Urologe: Früher Leistungssport Risikofaktor für Hodenkrebs

Bestimmte Sportarten haben laut Experten kaum Einfluss auf die Entstehung von Hodenkrebs. Vor der Pubertät könne extremer Leistungssport die Erkrankung jedoch begünstigen, sagt ein Urologe.

Die Nachricht über die schwere Erkrankung von Neuzugang Sebastien Haller sorgte bei Borussia Dortmund für Bestürzung. - David Inderlied/dpa

Das Wichtigste in Kürze

  • Extremer Leistungssport vor der Pubertät ist nach Angaben des Urologen Frank Sommer ein Risikofaktor für die Entstehung von Hodenkrebs.

«Internationale Studien zeigen, dass Jungen, die vor der Pubertät extrem anstrengenden Leistungssport machen, ein erhöhtes Risiko für Hodenkrebs haben, unabhängig von genetischen Faktoren», sagte der Präsident der Deutschen Gesellschaft für Mann und Gesundheit der Deutschen Presse-Agentur.

Normalerweise senkten Sport und körperliche Aktivität das Krebsrisiko, aber in diesem konkreten Fall sei es anders. Bei dem BVB-Spieler Sébastien Haller war kürzlich ein Tumor im Hoden festgestellt worden.

Nach Angaben der Deutschen Krebsgesellschaft ist Hodenkrebs mit einem Anteil von etwa 1,6 Prozent aller Krebsneuerkrankungen eine eher seltene Tumorerkrankung. Bei Hodenkrebs werde der betroffene Hoden in 99 Prozent der Fälle entfernt, sagte Sommer. Da im Hoden das Hormon Testosteron produziert werde, sei dies für Leistungssportler ein besonderes Problem. «Testosteron ist nämlich auch für die Regeneration zuständig. Das heisst, ein von Hodenkrebs betroffener Sportler benötigt anschliessend längere Erholungszeiten nach dem Training.»

Der zweite Hoden könne den Verlust auf Dauer oft kompensieren, doch das brauche seine Zeit. In den ersten sechs bis zwölf Monaten müsse das Training auf jeden Fall stark angepasst werden. Wenn der Krebs bereits gestreut habe, würden gegebenenfalls auch Bestrahlung und Chemotherapie notwendig. In dieser Zeit dürfe das Training bei Leistungssportlern aber dennoch nicht völlig eingestellt werden, damit seine Leistungen nicht total einbrächen. «Es ist ein sehr ausgeklügeltes System mit engmaschiger Kontrolle.»
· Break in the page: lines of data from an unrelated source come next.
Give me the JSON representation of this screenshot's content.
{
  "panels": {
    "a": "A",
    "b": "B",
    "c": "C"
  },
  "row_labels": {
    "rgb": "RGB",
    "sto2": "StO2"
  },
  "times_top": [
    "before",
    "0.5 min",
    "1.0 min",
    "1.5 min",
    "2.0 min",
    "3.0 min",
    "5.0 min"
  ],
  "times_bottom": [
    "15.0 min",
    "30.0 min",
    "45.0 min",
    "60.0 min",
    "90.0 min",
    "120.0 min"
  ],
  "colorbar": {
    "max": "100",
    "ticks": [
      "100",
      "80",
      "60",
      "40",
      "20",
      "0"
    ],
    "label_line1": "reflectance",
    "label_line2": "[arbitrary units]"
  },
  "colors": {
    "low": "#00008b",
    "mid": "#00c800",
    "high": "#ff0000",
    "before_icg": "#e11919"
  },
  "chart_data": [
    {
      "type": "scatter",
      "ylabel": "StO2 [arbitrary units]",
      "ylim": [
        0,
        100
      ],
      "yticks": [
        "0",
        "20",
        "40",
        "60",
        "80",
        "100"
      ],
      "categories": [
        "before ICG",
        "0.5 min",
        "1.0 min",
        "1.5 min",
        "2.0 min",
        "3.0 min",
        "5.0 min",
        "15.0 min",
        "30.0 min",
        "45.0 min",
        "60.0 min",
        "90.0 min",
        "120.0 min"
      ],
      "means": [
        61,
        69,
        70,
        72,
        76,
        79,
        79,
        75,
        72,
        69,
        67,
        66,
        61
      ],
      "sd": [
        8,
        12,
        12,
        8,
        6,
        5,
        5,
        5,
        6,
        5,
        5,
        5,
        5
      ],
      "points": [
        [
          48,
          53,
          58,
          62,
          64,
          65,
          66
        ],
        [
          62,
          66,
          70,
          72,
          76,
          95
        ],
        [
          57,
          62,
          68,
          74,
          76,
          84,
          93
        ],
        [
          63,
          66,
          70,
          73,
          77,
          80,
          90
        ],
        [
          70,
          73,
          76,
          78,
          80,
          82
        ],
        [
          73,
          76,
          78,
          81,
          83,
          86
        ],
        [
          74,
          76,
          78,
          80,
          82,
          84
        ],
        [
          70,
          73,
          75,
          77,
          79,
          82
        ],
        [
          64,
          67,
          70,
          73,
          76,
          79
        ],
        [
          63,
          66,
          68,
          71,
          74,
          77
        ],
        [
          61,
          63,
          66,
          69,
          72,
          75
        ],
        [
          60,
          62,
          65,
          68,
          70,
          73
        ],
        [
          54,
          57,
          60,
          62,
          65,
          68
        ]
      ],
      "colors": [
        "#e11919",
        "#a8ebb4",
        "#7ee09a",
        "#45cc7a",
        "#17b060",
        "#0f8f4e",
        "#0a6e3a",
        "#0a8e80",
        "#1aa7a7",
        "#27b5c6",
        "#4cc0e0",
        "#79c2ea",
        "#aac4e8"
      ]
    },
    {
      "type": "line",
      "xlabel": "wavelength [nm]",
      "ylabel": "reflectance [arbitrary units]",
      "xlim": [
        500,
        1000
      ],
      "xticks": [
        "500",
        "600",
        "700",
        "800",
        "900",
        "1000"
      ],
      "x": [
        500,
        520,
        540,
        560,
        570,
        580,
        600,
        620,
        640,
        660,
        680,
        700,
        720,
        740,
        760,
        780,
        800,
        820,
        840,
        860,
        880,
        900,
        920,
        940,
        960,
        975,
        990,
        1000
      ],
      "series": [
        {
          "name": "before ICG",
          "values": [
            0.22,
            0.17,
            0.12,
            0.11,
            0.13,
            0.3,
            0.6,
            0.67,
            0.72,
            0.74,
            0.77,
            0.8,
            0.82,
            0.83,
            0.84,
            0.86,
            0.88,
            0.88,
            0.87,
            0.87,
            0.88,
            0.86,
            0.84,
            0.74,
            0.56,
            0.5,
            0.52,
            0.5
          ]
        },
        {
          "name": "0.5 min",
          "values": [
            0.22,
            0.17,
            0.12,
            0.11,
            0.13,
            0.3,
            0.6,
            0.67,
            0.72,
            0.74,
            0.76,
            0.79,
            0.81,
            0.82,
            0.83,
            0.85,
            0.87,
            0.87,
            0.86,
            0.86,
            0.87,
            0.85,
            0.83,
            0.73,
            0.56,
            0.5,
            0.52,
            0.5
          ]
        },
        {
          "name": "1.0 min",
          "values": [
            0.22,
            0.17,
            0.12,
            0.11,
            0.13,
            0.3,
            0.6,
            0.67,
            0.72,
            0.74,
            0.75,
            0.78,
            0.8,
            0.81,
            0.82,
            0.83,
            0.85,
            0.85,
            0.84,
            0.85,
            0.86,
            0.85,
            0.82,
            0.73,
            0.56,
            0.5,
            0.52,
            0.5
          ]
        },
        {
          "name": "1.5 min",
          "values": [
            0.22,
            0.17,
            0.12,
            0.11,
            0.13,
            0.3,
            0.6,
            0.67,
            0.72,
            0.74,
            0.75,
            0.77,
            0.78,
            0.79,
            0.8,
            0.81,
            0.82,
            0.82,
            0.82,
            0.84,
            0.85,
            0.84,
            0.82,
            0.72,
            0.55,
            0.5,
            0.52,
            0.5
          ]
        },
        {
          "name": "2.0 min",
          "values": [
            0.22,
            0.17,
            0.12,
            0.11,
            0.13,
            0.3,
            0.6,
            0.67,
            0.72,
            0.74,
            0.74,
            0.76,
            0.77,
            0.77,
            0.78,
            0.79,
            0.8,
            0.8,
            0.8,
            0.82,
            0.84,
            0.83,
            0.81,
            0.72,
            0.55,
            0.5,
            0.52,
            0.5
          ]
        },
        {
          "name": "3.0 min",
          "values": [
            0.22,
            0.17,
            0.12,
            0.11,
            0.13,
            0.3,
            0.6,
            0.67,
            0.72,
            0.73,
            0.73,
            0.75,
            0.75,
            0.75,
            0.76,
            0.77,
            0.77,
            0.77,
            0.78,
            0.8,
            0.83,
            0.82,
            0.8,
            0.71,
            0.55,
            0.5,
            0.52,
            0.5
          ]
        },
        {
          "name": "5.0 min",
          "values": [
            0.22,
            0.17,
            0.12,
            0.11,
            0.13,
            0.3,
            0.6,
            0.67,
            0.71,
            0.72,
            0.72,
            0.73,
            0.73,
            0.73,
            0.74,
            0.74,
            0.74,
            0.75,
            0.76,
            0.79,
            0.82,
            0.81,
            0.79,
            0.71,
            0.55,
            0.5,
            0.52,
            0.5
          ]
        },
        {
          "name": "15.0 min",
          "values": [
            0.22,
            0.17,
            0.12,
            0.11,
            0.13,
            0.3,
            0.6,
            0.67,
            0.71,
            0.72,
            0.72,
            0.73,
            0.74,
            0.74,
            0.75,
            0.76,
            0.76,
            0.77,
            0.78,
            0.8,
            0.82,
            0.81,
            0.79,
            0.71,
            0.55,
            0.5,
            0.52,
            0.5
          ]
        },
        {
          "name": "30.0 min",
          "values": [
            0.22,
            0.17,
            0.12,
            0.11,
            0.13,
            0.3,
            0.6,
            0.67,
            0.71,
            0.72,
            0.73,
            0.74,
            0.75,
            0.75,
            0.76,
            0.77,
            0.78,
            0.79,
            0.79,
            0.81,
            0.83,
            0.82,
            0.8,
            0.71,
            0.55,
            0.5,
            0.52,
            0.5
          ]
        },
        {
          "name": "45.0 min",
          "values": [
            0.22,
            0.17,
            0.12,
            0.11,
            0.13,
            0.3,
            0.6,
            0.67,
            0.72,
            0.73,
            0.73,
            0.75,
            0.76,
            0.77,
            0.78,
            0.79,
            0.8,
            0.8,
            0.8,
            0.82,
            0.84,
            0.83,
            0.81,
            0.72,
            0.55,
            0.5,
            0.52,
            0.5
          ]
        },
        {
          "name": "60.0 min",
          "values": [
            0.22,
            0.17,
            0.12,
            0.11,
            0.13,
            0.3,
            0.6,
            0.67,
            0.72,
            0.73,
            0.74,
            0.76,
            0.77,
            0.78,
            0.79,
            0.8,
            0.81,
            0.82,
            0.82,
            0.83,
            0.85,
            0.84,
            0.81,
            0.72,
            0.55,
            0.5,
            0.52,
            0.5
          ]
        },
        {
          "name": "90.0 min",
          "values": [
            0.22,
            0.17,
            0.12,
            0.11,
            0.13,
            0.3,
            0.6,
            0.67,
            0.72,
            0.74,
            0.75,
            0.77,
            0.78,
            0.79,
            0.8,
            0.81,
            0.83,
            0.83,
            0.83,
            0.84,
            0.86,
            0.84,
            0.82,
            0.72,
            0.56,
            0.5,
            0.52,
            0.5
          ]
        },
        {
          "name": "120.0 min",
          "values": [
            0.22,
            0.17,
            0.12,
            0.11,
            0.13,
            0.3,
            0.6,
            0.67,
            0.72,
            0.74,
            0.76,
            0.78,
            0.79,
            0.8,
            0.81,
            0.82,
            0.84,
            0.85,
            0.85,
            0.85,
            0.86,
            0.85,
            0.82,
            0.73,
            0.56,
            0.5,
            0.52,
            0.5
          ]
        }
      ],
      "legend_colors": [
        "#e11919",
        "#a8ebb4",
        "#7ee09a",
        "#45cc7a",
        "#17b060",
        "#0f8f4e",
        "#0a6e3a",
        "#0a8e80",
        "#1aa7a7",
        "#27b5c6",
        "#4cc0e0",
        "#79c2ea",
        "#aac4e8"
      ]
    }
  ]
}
Glücklicherweise sei heute fast jeder Hodentumor heilbar, sagte Sommer. «Wir können wirklich von Glück sagen, dass wir im Jahr 2022 sind und nicht etwa 1985. Da war nämlich fast jeder Hodentumor tödlich.»

Nach Angaben von Susanne Weg-Remers, Leiterin des Krebsinformationsdienstes des Deutschen Krebsforschungszentrums, haben dagegen Lebensstilfaktoren oder bestimmte Sportarten keinen Einfluss auf die Entstehung von Hodenkrebs. «Hodenkrebs ist letzten Endes eine Erkrankung, die in den allermeisten Fällen rein zufällig entsteht, ohne dass ein bekannter Risikofaktor vorliegen würde», hatte Weg-Remers der Deutschen Presse-Agentur gesagt.